Flexible working arrangements,
return to office resistance,
DEI, quiet quitting, and
high turnover: are some of the top workforce trends observed by virtual audience participants this week at
Unite 22, the hybrid employee experience conference put together by intranet provider Unily. To counter the talent drain, go where the workers are — and research shows the workers tend to be where hybrid work is. Consulting firm
Accenture found that 63% of high-growth companies use a hybrid model, while 69% of negative or no growth companies reject the concept of hybrid workforces.
So how do you make your hybrid work model sustainable? Tuesday's keynote,
Courtney Paynter, director of organizational excellence at biopharmaceutical company
AbbVie, outlined the essential principles likely to affect an enterprise's hybrid work model, explained why employees should have choice and control over flexible working arrangements, and advised how to support managers when determining the best working arrangements for a team.
Core Values to Consider For Your Hybrid Work Model
A
personal connection to values is critical, and many organizations can't deeply connect with culture. While building its hybrid work model, AbbVie focused on enhancing representation and inclusion, environmental sustainability and global cohesion.. "Choosing the right filters delivered a model that, at the end of the day, was globally applicable for us, compelling for our leaders, and enabled us to continue to work at our best," Paynter said. Once AbbVie agreed upon this criteria, Paynter added, "the [hybrid work] model wrote itself."
Core values likely to influence the right hybrid work model for an organization include in-person collaboration, personal flexibility, work-life balance, a consistent policy or employee experience. Paynter says to make a decision about how those organizational values will play out at the team level or in a particular business unit.

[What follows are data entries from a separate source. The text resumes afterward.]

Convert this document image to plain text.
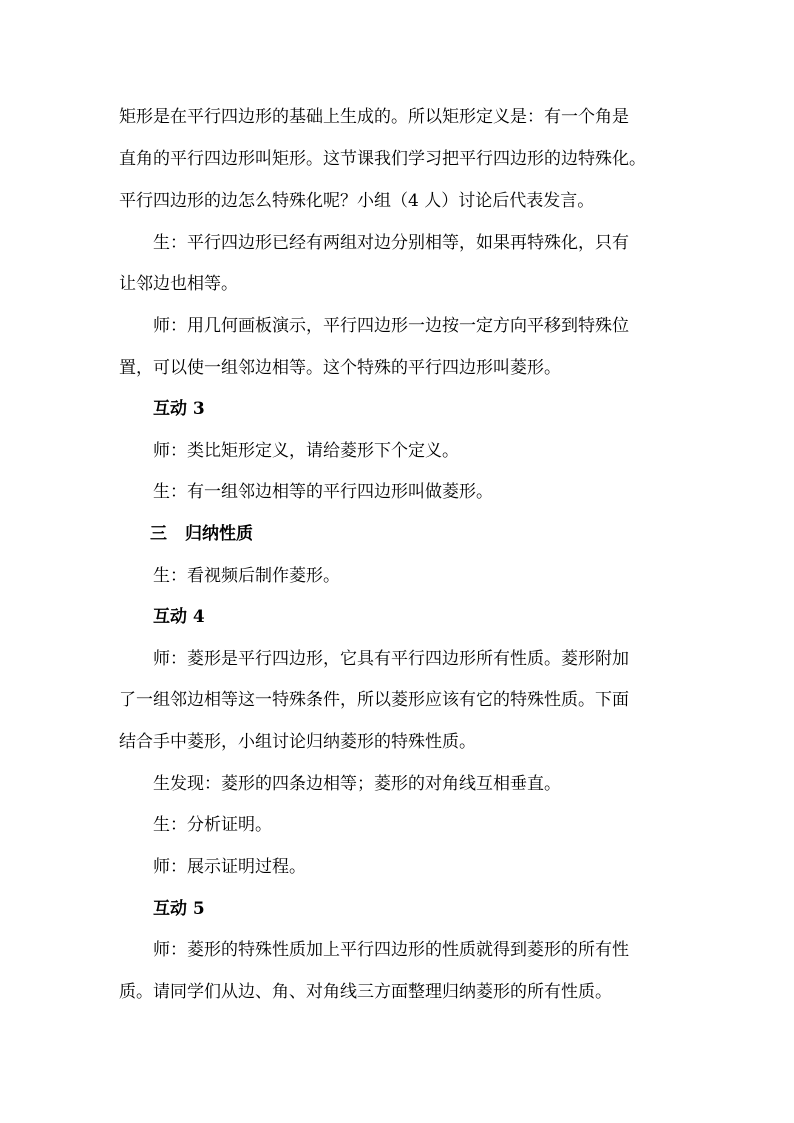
矩形是在平行四边形的基础上生成的。所以矩形定义是：有一个角是
直角的平行四边形叫矩形。这节课我们学习把平行四边形的边特殊化。
平行四边形的边怎么特殊化呢？小组（4 人）讨论后代表发言。
生：平行四边形已经有两组对边分别相等，如果再特殊化，只有
让邻边也相等。
师：用几何画板演示，平行四边形一边按一定方向平移到特殊位
置，可以使一组邻边相等。这个特殊的平行四边形叫菱形。
互动 3
师：类比矩形定义，请给菱形下个定义。
生：有一组邻边相等的平行四边形叫做菱形。
三 归纳性质
生：看视频后制作菱形。
互动 4
师：菱形是平行四边形，它具有平行四边形所有性质。菱形附加
了一组邻边相等这一特殊条件，所以菱形应该有它的特殊性质。下面
结合手中菱形，小组讨论归纳菱形的特殊性质。
生发现：菱形的四条边相等；菱形的对角线互相垂直。
生：分析证明。
师：展示证明过程。
互动 5
师：菱形的特殊性质加上平行四边形的性质就得到菱形的所有性
质。请同学们从边、角、对角线三方面整理归纳菱形的所有性质。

Let Employees Choose When and Where They Want to Work
Paynter pointed out that employee choice and control impact more than the hybrid work model. Either can affect benefits, career opportunities, or how empowering the employee perceives the workplace to be.
"This trend is about employees having a significant increase in power in organizations," she said. The pandemic shifted the power dynamic, and now employees have more say in what they want and what they expect from the organization for which they work.
Ernst & Young reported that 54% of employees surveyed from around the world quit their job post COVID-19 if they weren't afforded some sort of flexibility in where and when they work.
Paynter added that managers must focus on building strong teams for two reasons: it's poor management to " put all our chips in one basket with one employee," and a strong team acts as the insurance policy against any one employee or individual leaving an organization.
AbbVie's Recommended Steps for Success
AbbVie launched its hybrid work model with two concise sets of guidelines, one for managers and one for employees. Paynter emphasized that these guides weren't 200 pages, "you could probably count the pages on a couple of sets of hands," and resembled a PowerPoint presentation. She explained how these guides took workplace leaders and employees through what to think about when considering what the hybrid work model will look like for them and their teams. That could include who's going to be in the office on which days, what the expectations are for communication on in-office and remote days, and how team members can stay connected. "What tools are you going to use? How are you going to collaborate?"
Paynter ended her keynote by summarizing AbbVie's key learnings for attendees. First, keep an eye on the market—otherwise, you'll get left behind. "So many trends, so much complexity is happening externally, that if you don't keep a close eye on [the market], you'll get passed by."
Paynter also advised attendees to be purposeful in how and when their organization chooses to evolve. "You have to be guided by both the external and internal landscape. What matters most for your senior leaders—internally, what are they prioritizing? And what do they have energy around?"
Lastly, Paynter advised that a company "Know thyself." Identify the core values, and build a hybrid work model that makes sense for the organization—whatever that is. From there, align everything else, from your resources to your communication strategy, to those same principles.
Paynter says if you apply this thinking to all sorts of changes you're making—all sorts of significant evolutions, whether it's a work model or something else in your organization—"those principles will then carry over to a number of initiatives, because it's likely the same values that are going to be influential."